Essas descobertas, além de outros sinais de micróbios do passado, levaram a equipe a sugerir que algumas das primeiras formas de vida na Terra floresceram em um ambiente de fontes termais.

David Deamer, um biofísico da UC Santa Cruz, passou quatro décadas e meia explorando como a vida em nosso planeta pode ter começado. Ele começou estudando lipídios, moléculas oleosas que compõem as membranas que envolvem as células.

Deamer, um grande defensor das fontes termais como fonte de início da vida, mostrou que as condições nas fontes termais terrestres podem produzir vesículas semelhantes a bolhas, com uma camada externa composta de lipídios. Essas estruturas podem ter sido os precursores ancestrais das células modernas (SN: 7/3/10, p. 22).

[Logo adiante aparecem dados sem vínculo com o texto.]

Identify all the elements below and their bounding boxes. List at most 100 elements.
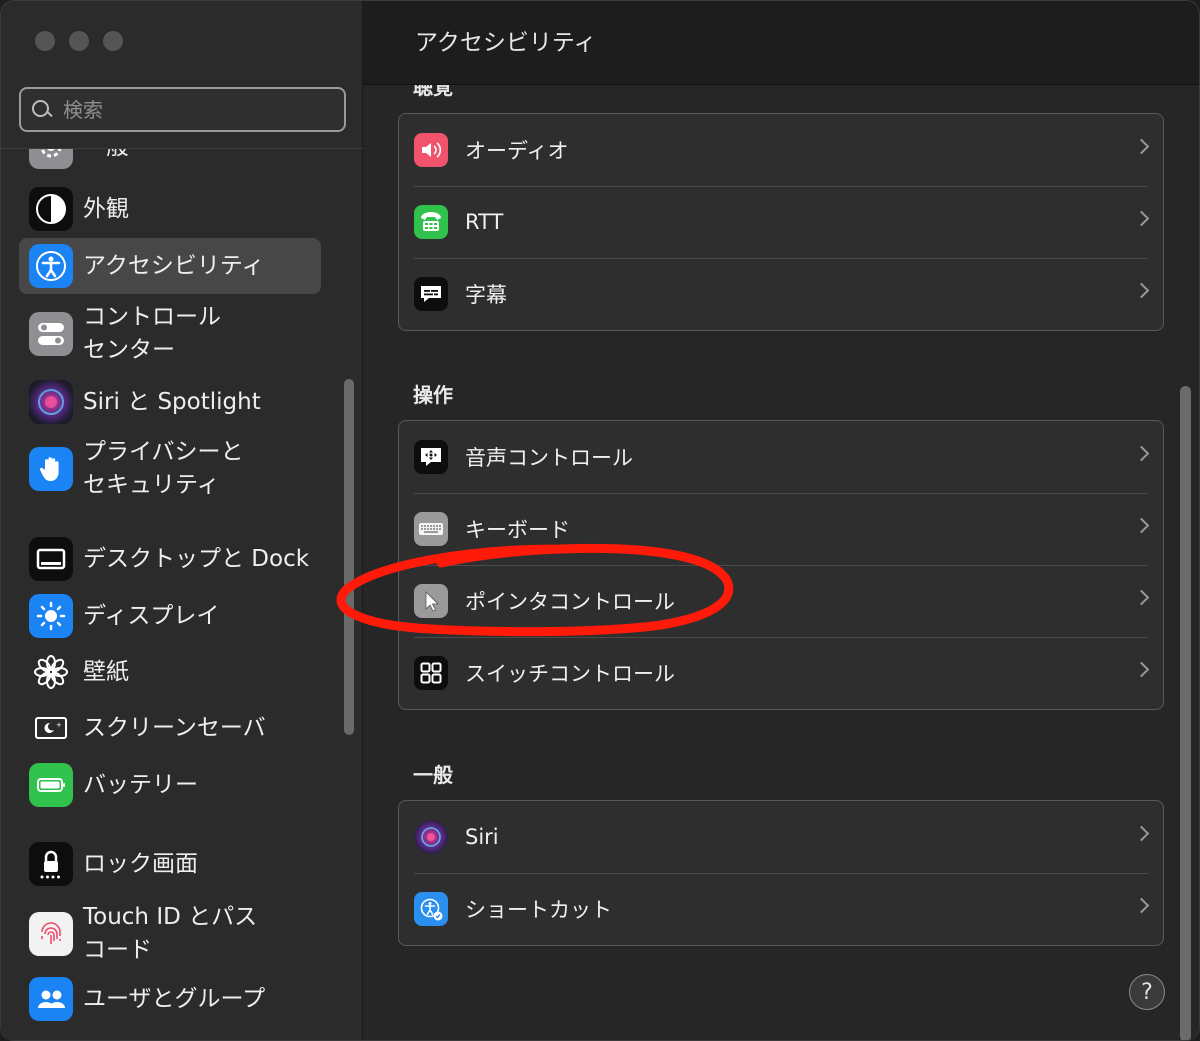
row-label: Siri: [465, 825, 499, 849]
sidebar-item-label: アクセシビリティ: [83, 252, 265, 279]
sidebar-item-general[interactable]: 一般: [19, 149, 321, 169]
sidebar-item-display[interactable]: ディスプレイ: [19, 593, 321, 639]
svg-text:+: +: [56, 721, 62, 729]
sidebar: 一般 外観 アクセシビリティ コントロール センター: [1, 1, 363, 1040]
rtt-icon: [414, 205, 448, 239]
chevron-right-icon: [1133, 282, 1150, 299]
sidebar-item-label: 壁紙: [83, 658, 129, 685]
sidebar-item-appearance[interactable]: 外観: [19, 187, 321, 231]
row-label: ポインタコントロール: [465, 590, 675, 614]
flower-icon: [29, 650, 73, 694]
speaker-icon: [414, 133, 448, 167]
settings-row-voice-control[interactable]: 音声コントロール: [399, 421, 1163, 493]
chevron-right-icon: [1133, 445, 1150, 462]
sidebar-item-wallpaper[interactable]: 壁紙: [19, 649, 321, 695]
sun-icon: [29, 594, 73, 638]
sidebar-item-touch-id[interactable]: Touch ID とパス コード: [19, 899, 321, 969]
window-controls: [35, 31, 123, 51]
zoom-button[interactable]: [103, 31, 123, 51]
sidebar-scrollbar[interactable]: [344, 379, 354, 735]
sidebar-item-desktop-dock[interactable]: デスクトップと Dock: [19, 536, 321, 582]
row-label: キーボード: [465, 518, 570, 542]
chevron-right-icon: [1133, 589, 1150, 606]
gear-icon: [29, 149, 73, 169]
sidebar-item-label: バッテリー: [83, 771, 198, 798]
voice-control-icon: [414, 440, 448, 474]
main-content: 聴覚 オーディオ RTT 字幕 操作 音声コントロール キーボード ポインタコン…: [363, 85, 1199, 1040]
settings-row-shortcut[interactable]: ショートカット: [399, 873, 1163, 945]
chevron-right-icon: [1133, 661, 1150, 678]
search-field[interactable]: [19, 87, 346, 132]
sidebar-item-control-center[interactable]: コントロール センター: [19, 299, 321, 369]
shortcut-icon: [414, 892, 448, 926]
title-bar: アクセシビリティ: [363, 1, 1199, 85]
settings-window: 一般 外観 アクセシビリティ コントロール センター: [0, 0, 1200, 1041]
sidebar-item-lock-screen[interactable]: ロック画面: [19, 841, 321, 887]
fingerprint-icon: [29, 912, 73, 956]
pointer-icon: [414, 584, 448, 618]
settings-row-switch-control[interactable]: スイッチコントロール: [399, 637, 1163, 709]
page-title: アクセシビリティ: [415, 30, 597, 56]
hand-icon: [29, 447, 73, 491]
siri-icon: [414, 820, 448, 854]
content-scrollbar[interactable]: [1180, 386, 1191, 1040]
sidebar-item-label: ディスプレイ: [83, 602, 220, 629]
sidebar-item-label: コントロール センター: [83, 304, 221, 363]
lock-icon: [29, 842, 73, 886]
row-label: RTT: [465, 210, 504, 234]
battery-icon: [29, 763, 73, 807]
sidebar-item-label: ユーザとグループ: [83, 985, 266, 1012]
sidebar-item-label: スクリーンセーバ: [83, 714, 266, 741]
close-button[interactable]: [35, 31, 55, 51]
caption-icon: [414, 277, 448, 311]
sidebar-item-privacy-security[interactable]: プライバシーと セキュリティ: [19, 434, 321, 504]
row-label: 字幕: [465, 283, 507, 307]
sidebar-item-label: 一般: [83, 149, 129, 164]
settings-row-siri[interactable]: Siri: [399, 801, 1163, 873]
sidebar-item-label: ロック画面: [83, 850, 198, 877]
settings-row-keyboard[interactable]: キーボード: [399, 493, 1163, 565]
row-label: ショートカット: [465, 898, 612, 922]
sidebar-item-battery[interactable]: バッテリー: [19, 762, 321, 808]
chevron-right-icon: [1133, 210, 1150, 227]
row-label: オーディオ: [465, 139, 569, 163]
screensaver-icon: +: [29, 706, 73, 750]
sidebar-item-users-groups[interactable]: ユーザとグループ: [19, 976, 321, 1022]
switch-control-icon: [414, 656, 448, 690]
sidebar-item-siri-spotlight[interactable]: Siri と Spotlight: [19, 379, 321, 425]
sidebar-item-label: Siri と Spotlight: [83, 388, 261, 415]
dock-icon: [29, 537, 73, 581]
sidebar-list: 一般 外観 アクセシビリティ コントロール センター: [1, 149, 341, 1040]
settings-row-audio[interactable]: オーディオ: [399, 114, 1163, 186]
section-heading-general: 一般: [413, 763, 453, 787]
general-group: Siri ショートカット: [398, 800, 1164, 946]
help-button[interactable]: ?: [1129, 974, 1165, 1010]
section-heading-motor: 操作: [413, 383, 453, 407]
control-center-icon: [29, 312, 73, 356]
chevron-right-icon: [1133, 517, 1150, 534]
row-label: 音声コントロール: [465, 446, 633, 470]
keyboard-icon: [414, 512, 448, 546]
chevron-right-icon: [1133, 138, 1150, 155]
sidebar-item-screensaver[interactable]: + スクリーンセーバ: [19, 705, 321, 751]
accessibility-icon: [29, 244, 73, 288]
search-icon: [31, 99, 53, 121]
sidebar-item-label: Touch ID とパス コード: [83, 904, 258, 963]
hearing-group: オーディオ RTT 字幕: [398, 113, 1164, 331]
search-input[interactable]: [63, 97, 323, 122]
settings-row-captions[interactable]: 字幕: [399, 258, 1163, 330]
sidebar-item-label: 外観: [83, 195, 129, 222]
row-label: スイッチコントロール: [465, 662, 675, 686]
section-heading-hearing: 聴覚: [413, 85, 453, 99]
sidebar-item-label: デスクトップと Dock: [83, 545, 310, 572]
sidebar-item-accessibility[interactable]: アクセシビリティ: [19, 238, 321, 294]
chevron-right-icon: [1133, 825, 1150, 842]
chevron-right-icon: [1133, 897, 1150, 914]
sidebar-item-label: プライバシーと セキュリティ: [83, 439, 244, 498]
minimize-button[interactable]: [69, 31, 89, 51]
motor-group: 音声コントロール キーボード ポインタコントロール スイッチコントロール: [398, 420, 1164, 710]
settings-row-pointer-control[interactable]: ポインタコントロール: [399, 565, 1163, 637]
settings-row-rtt[interactable]: RTT: [399, 186, 1163, 258]
siri-icon: [29, 380, 73, 424]
users-icon: [29, 977, 73, 1021]
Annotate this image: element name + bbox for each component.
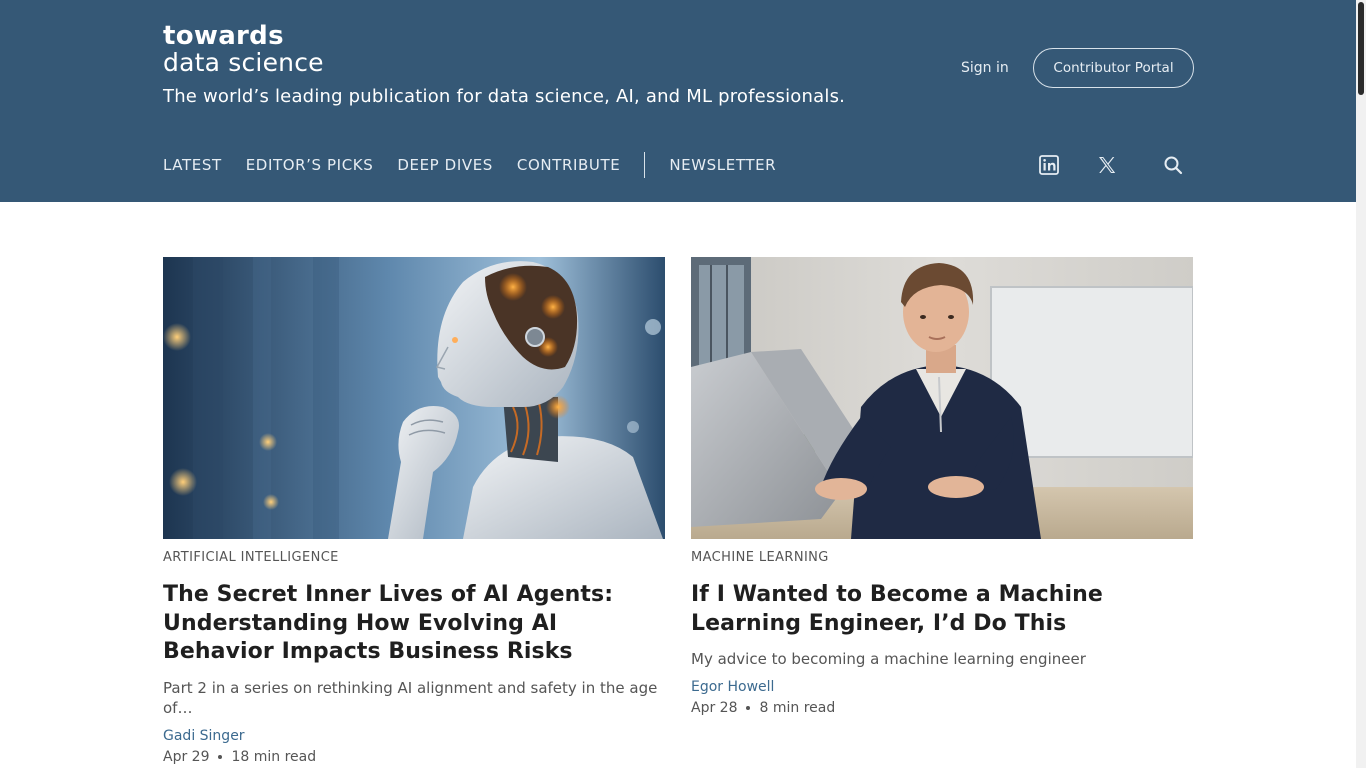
meta-separator-dot bbox=[218, 754, 223, 759]
article-subtitle: Part 2 in a series on rethinking AI alig… bbox=[163, 678, 658, 717]
article-read-time: 18 min read bbox=[231, 748, 317, 765]
nav-contribute[interactable]: CONTRIBUTE bbox=[517, 156, 620, 174]
page-scrollbar-track[interactable] bbox=[1356, 0, 1366, 768]
article-author[interactable]: Egor Howell bbox=[691, 679, 1193, 695]
article-meta: Apr 29 18 min read bbox=[163, 749, 665, 765]
page-scrollbar-thumb[interactable] bbox=[1358, 2, 1364, 95]
article-card-1: ARTIFICIAL INTELLIGENCE The Secret Inner… bbox=[163, 257, 665, 765]
article-category[interactable]: MACHINE LEARNING bbox=[691, 550, 1193, 566]
article-title[interactable]: If I Wanted to Become a Machine Learning… bbox=[691, 581, 1193, 638]
linkedin-icon[interactable] bbox=[1037, 153, 1061, 177]
nav-editors-picks[interactable]: EDITOR’S PICKS bbox=[246, 156, 374, 174]
x-icon[interactable] bbox=[1095, 153, 1119, 177]
article-card-2: MACHINE LEARNING If I Wanted to Become a… bbox=[691, 257, 1193, 716]
main-nav: LATEST EDITOR’S PICKS DEEP DIVES CONTRIB… bbox=[163, 152, 800, 178]
site-tagline: The world’s leading publication for data… bbox=[163, 86, 846, 107]
sign-in-link[interactable]: Sign in bbox=[961, 60, 1009, 76]
logo-line-1: towards bbox=[163, 21, 284, 51]
contributor-portal-button[interactable]: Contributor Portal bbox=[1033, 48, 1194, 88]
article-date: Apr 29 bbox=[163, 748, 210, 765]
search-icon[interactable] bbox=[1161, 153, 1185, 177]
article-date: Apr 28 bbox=[691, 700, 738, 716]
article-title[interactable]: The Secret Inner Lives of AI Agents: Und… bbox=[163, 581, 665, 667]
site-header: towards data science The world’s leading… bbox=[0, 0, 1356, 202]
robot-thinking-image[interactable] bbox=[163, 257, 665, 539]
nav-deep-dives[interactable]: DEEP DIVES bbox=[397, 156, 493, 174]
article-read-time: 8 min read bbox=[759, 700, 836, 716]
article-category[interactable]: ARTIFICIAL INTELLIGENCE bbox=[163, 550, 665, 566]
nav-latest[interactable]: LATEST bbox=[163, 156, 222, 174]
article-meta: Apr 28 8 min read bbox=[691, 700, 1193, 716]
nav-newsletter[interactable]: NEWSLETTER bbox=[669, 156, 776, 174]
article-subtitle: My advice to becoming a machine learning… bbox=[691, 650, 1086, 668]
logo-line-2: data science bbox=[163, 48, 324, 77]
article-author[interactable]: Gadi Singer bbox=[163, 728, 665, 744]
meta-separator-dot bbox=[746, 706, 751, 710]
site-logo[interactable]: towards data science bbox=[163, 22, 324, 76]
man-at-laptop-image[interactable] bbox=[691, 257, 1193, 539]
nav-divider bbox=[644, 152, 646, 178]
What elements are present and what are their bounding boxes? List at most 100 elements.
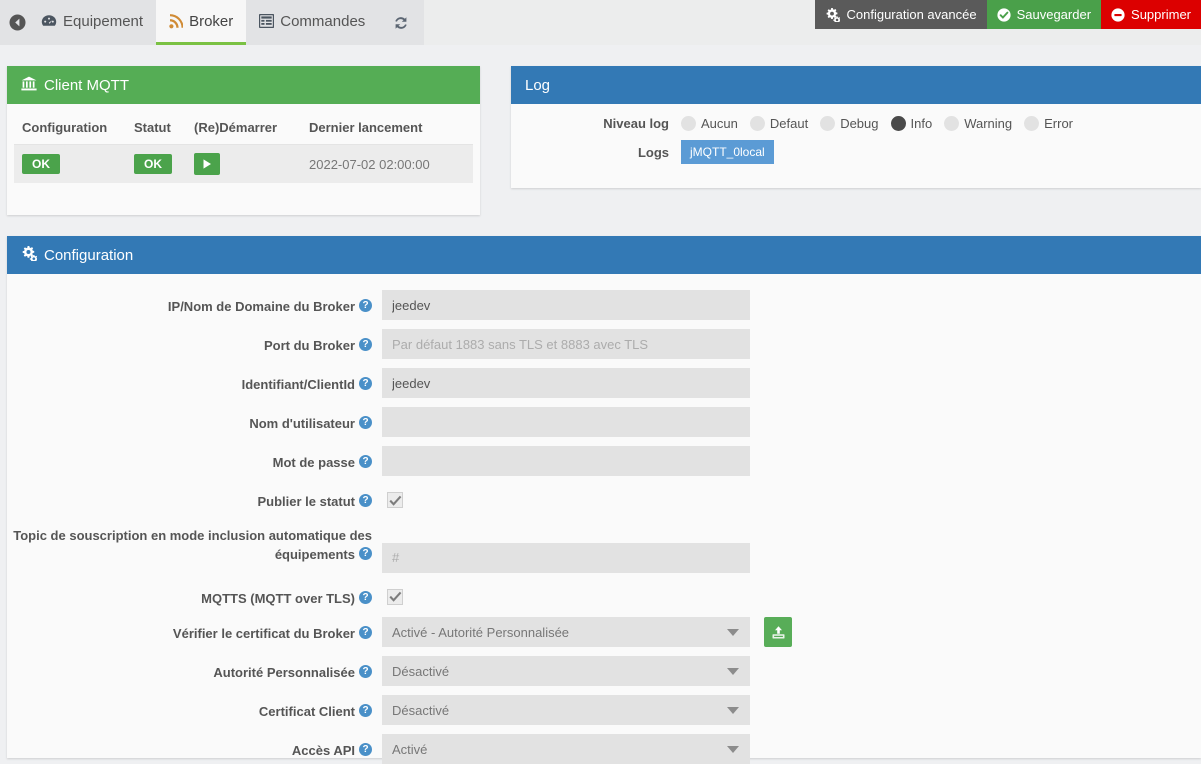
- field-label: Publier le statut?: [7, 485, 382, 512]
- radio-log-level-defaut[interactable]: Defaut: [750, 116, 816, 131]
- minus-circle-icon: [1111, 8, 1125, 22]
- custom-authority-select[interactable]: Désactivé: [382, 656, 750, 686]
- help-icon[interactable]: ?: [359, 494, 372, 507]
- radio-dot-icon: [750, 116, 765, 131]
- tab-broker[interactable]: Broker: [156, 0, 246, 45]
- column-header-restart: (Re)Démarrer: [194, 111, 309, 145]
- radio-label: Defaut: [770, 116, 808, 131]
- select-value: Désactivé: [392, 664, 449, 679]
- table-icon: [259, 14, 274, 28]
- log-level-radio-group: Aucun Defaut Debug Info Warning: [681, 116, 1081, 131]
- refresh-icon[interactable]: [378, 0, 424, 45]
- table-row: OK OK 2022-07-02 02:00:00: [14, 145, 473, 184]
- play-icon[interactable]: [194, 153, 220, 175]
- help-icon[interactable]: ?: [359, 547, 372, 560]
- radio-dot-icon: [944, 116, 959, 131]
- chevron-down-icon: [727, 668, 739, 675]
- radio-label: Error: [1044, 116, 1073, 131]
- log-level-row: Niveau log Aucun Defaut Debug Info: [511, 116, 1201, 131]
- help-icon[interactable]: ?: [359, 626, 372, 639]
- mqtt-panel-header: Client MQTT: [7, 66, 480, 104]
- api-access-select[interactable]: Activé: [382, 734, 750, 764]
- field-label: Identifiant/ClientId?: [7, 368, 382, 395]
- radio-dot-icon: [1024, 116, 1039, 131]
- log-level-label: Niveau log: [511, 116, 681, 131]
- column-header-last-launch: Dernier lancement: [309, 111, 473, 145]
- field-row-custom-authority: Autorité Personnalisée? Désactivé: [7, 656, 1201, 686]
- panel-title: Client MQTT: [44, 77, 129, 94]
- upload-certificate-button[interactable]: [764, 617, 792, 647]
- cogs-icon: [825, 8, 840, 22]
- help-icon[interactable]: ?: [359, 591, 372, 604]
- client-id-input[interactable]: [382, 368, 750, 398]
- panel-title: Configuration: [44, 247, 133, 264]
- log-file-link[interactable]: jMQTT_0local: [681, 140, 774, 164]
- publish-status-checkbox[interactable]: [387, 492, 403, 508]
- help-icon[interactable]: ?: [359, 455, 372, 468]
- field-row-client-certificate: Certificat Client? Désactivé: [7, 695, 1201, 725]
- radio-dot-icon: [820, 116, 835, 131]
- field-label: Nom d'utilisateur?: [7, 407, 382, 434]
- verify-broker-cert-select[interactable]: Activé - Autorité Personnalisée: [382, 617, 750, 647]
- bank-icon: [21, 76, 37, 95]
- tab-equipement[interactable]: Equipement: [28, 0, 156, 45]
- client-certificate-select[interactable]: Désactivé: [382, 695, 750, 725]
- help-icon[interactable]: ?: [359, 338, 372, 351]
- radio-log-level-warning[interactable]: Warning: [944, 116, 1020, 131]
- radio-label: Aucun: [701, 116, 738, 131]
- help-icon[interactable]: ?: [359, 299, 372, 312]
- radio-dot-icon: [681, 116, 696, 131]
- help-icon[interactable]: ?: [359, 377, 372, 390]
- cell-statut: OK: [134, 145, 194, 184]
- auto-include-topic-input[interactable]: [382, 543, 750, 573]
- select-value: Désactivé: [392, 703, 449, 718]
- chevron-down-icon: [727, 707, 739, 714]
- help-icon[interactable]: ?: [359, 743, 372, 756]
- broker-host-input[interactable]: [382, 290, 750, 320]
- field-label: Vérifier le certificat du Broker?: [7, 617, 382, 644]
- field-row-api-access: Accès API? Activé: [7, 734, 1201, 764]
- panel-title: Log: [525, 77, 550, 94]
- logs-row: Logs jMQTT_0local: [511, 140, 1201, 164]
- column-header-configuration: Configuration: [14, 111, 134, 145]
- help-icon[interactable]: ?: [359, 665, 372, 678]
- upload-icon: [771, 625, 786, 640]
- broker-port-input[interactable]: [382, 329, 750, 359]
- advanced-config-button[interactable]: Configuration avancée: [815, 0, 986, 29]
- tab-label: Commandes: [280, 13, 365, 30]
- top-bar: Equipement Broker: [0, 0, 1201, 45]
- tab-commandes[interactable]: Commandes: [246, 0, 378, 45]
- password-input[interactable]: [382, 446, 750, 476]
- cell-restart: [194, 145, 309, 184]
- radio-log-level-info[interactable]: Info: [891, 116, 941, 131]
- field-row-client-id: Identifiant/ClientId?: [7, 368, 1201, 398]
- help-icon[interactable]: ?: [359, 416, 372, 429]
- field-label: Autorité Personnalisée?: [7, 656, 382, 683]
- field-label: Port du Broker?: [7, 329, 382, 356]
- tab-strip: Equipement Broker: [0, 0, 424, 45]
- configuration-panel-header: Configuration: [7, 236, 1201, 274]
- delete-button[interactable]: Supprimer: [1101, 0, 1201, 29]
- save-button[interactable]: Sauvegarder: [987, 0, 1101, 29]
- back-button[interactable]: [0, 0, 28, 45]
- rss-icon: [169, 14, 183, 29]
- status-badge-configuration: OK: [22, 154, 60, 174]
- radio-label: Debug: [840, 116, 878, 131]
- radio-log-level-error[interactable]: Error: [1024, 116, 1081, 131]
- help-icon[interactable]: ?: [359, 704, 372, 717]
- field-row-username: Nom d'utilisateur?: [7, 407, 1201, 437]
- radio-log-level-debug[interactable]: Debug: [820, 116, 886, 131]
- button-label: Supprimer: [1131, 7, 1191, 22]
- select-value: Activé - Autorité Personnalisée: [392, 625, 569, 640]
- radio-label: Info: [911, 116, 933, 131]
- field-row-publish-status: Publier le statut?: [7, 485, 1201, 512]
- select-value: Activé: [392, 742, 427, 757]
- field-label: Topic de souscription en mode inclusion …: [7, 521, 382, 565]
- mqtts-checkbox[interactable]: [387, 589, 403, 605]
- radio-log-level-aucun[interactable]: Aucun: [681, 116, 746, 131]
- mqtt-status-table: Configuration Statut (Re)Démarrer Dernie…: [14, 111, 473, 183]
- field-label: Mot de passe?: [7, 446, 382, 473]
- field-label: Accès API?: [7, 734, 382, 761]
- username-input[interactable]: [382, 407, 750, 437]
- field-row-auto-include-topic: Topic de souscription en mode inclusion …: [7, 521, 1201, 573]
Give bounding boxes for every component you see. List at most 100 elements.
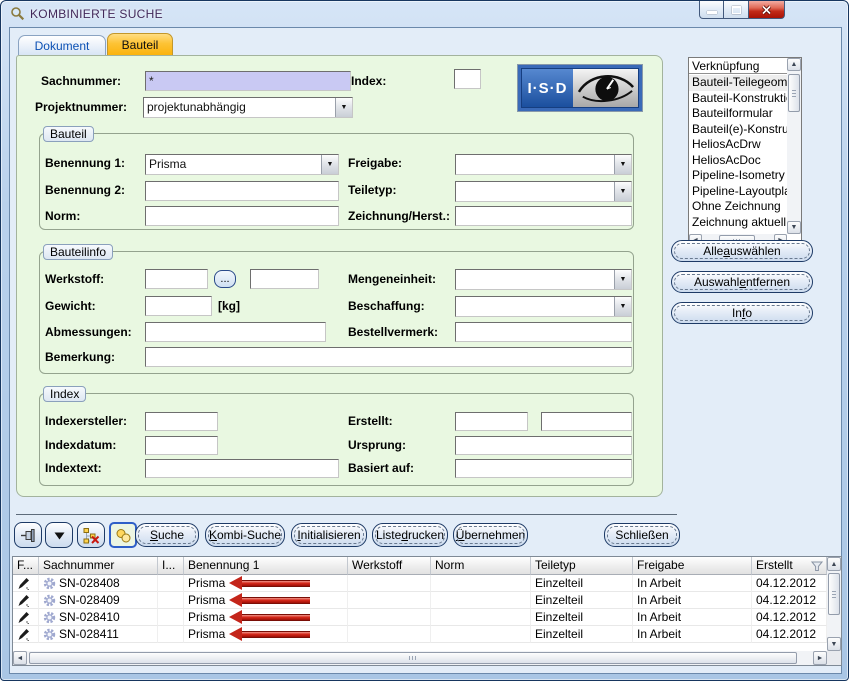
scroll-right-icon[interactable]: ►	[813, 651, 827, 665]
erstellt-input-2[interactable]	[541, 412, 632, 431]
tab-bauteil[interactable]: Bauteil	[107, 33, 173, 55]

Bruce Damer, um astrobiólogo da UC Santa Cruz que traz uma abordagem de ciência da computação para questões sobre as origens da vida, trabalhou com Deamer para testar se as condições em fontes termais poderiam levar a reações de condensação, que unem duas moléculas em um composto maior.

Quando a água espirra de uma fonte termal e evapora, as moléculas que estavam no líquido podem sofrer reações de condensação e se conectar. Um respingo subsequente adicionaria mais moléculas que poderiam sofrer reações de condensação adicionais conforme o líquido secasse novamente. Rodadas repetidas de molhar e secar podem produzir cadeias de moléculas.

Em 2018, a Damer abriu uma loja em uma área geotérmica ativa na Nova Zelândia, batizada com o tema usual – Hells Gate – para testar essa hipótese. Ele preparou frascos com ingredientes necessários para montar fitas de RNA, um ácido nucléico que atua como um mensageiro durante a síntese de proteínas e pode ter catalisado reações químicas envolvido nas origens da vida na Terra primitiva. A mistura incluiu dois dos quatro blocos de construção de RNA – os nucleotídeos que se ligam para formar cadeias de RNA.

Damer colocou os frascos abertos em um bloco de metal, aproximadamente do tamanho de duas caixas de CD empilhadas juntas, e colocou a engenhoca em uma piscina hidrotérmica quase fervente. Para simular o borbulhar às vezes úmido, às vezes seco da Terra primordial, Damer esguichou água termal ácida nos frascos, deixou-os secar e então repetiu o ciclo úmido-seco várias vezes. Quando ele trouxe os frascos de volta para o laboratório, ele descobriu que eles continham fitas semelhantes a RNA com 100 a 200 nucleotídeos de comprimento.

Esses resultados, relatados em dezembro de 2019 na Astrobiologia, indicam que moléculas complexas podem se formar em fontes termais, apoiando a hipótese de que a vida na Terra pode ter se desenvolvido em tal ambiente. Em 2020, Damer voltou ao Hells Gate com Deamer e colegas para confirmar os resultados da Damer e fazer mais estudos de ciclismo úmido-seco.

Nicholas Hud, um químico da Georgia Tech em Atlanta, estuda as origens da vida de uma perspectiva ligeiramente diferente: ele explora como os nucleotídeos de DNA e RNA se originaram. Ele concorda que as moléculas são mais propensas a se ligar por reações de condensação em terra, onde podem ocorrer ciclos de umidade e seca, do que no oceano. Essas reações produzem água; a formação de tal ligação química não é energeticamente favorável quando já há muita água ao redor. “O melhor lugar para formar isso é um lugar quente e seco”, diz Hud. “O pior lugar para se formar é em um lugar úmido e quente.”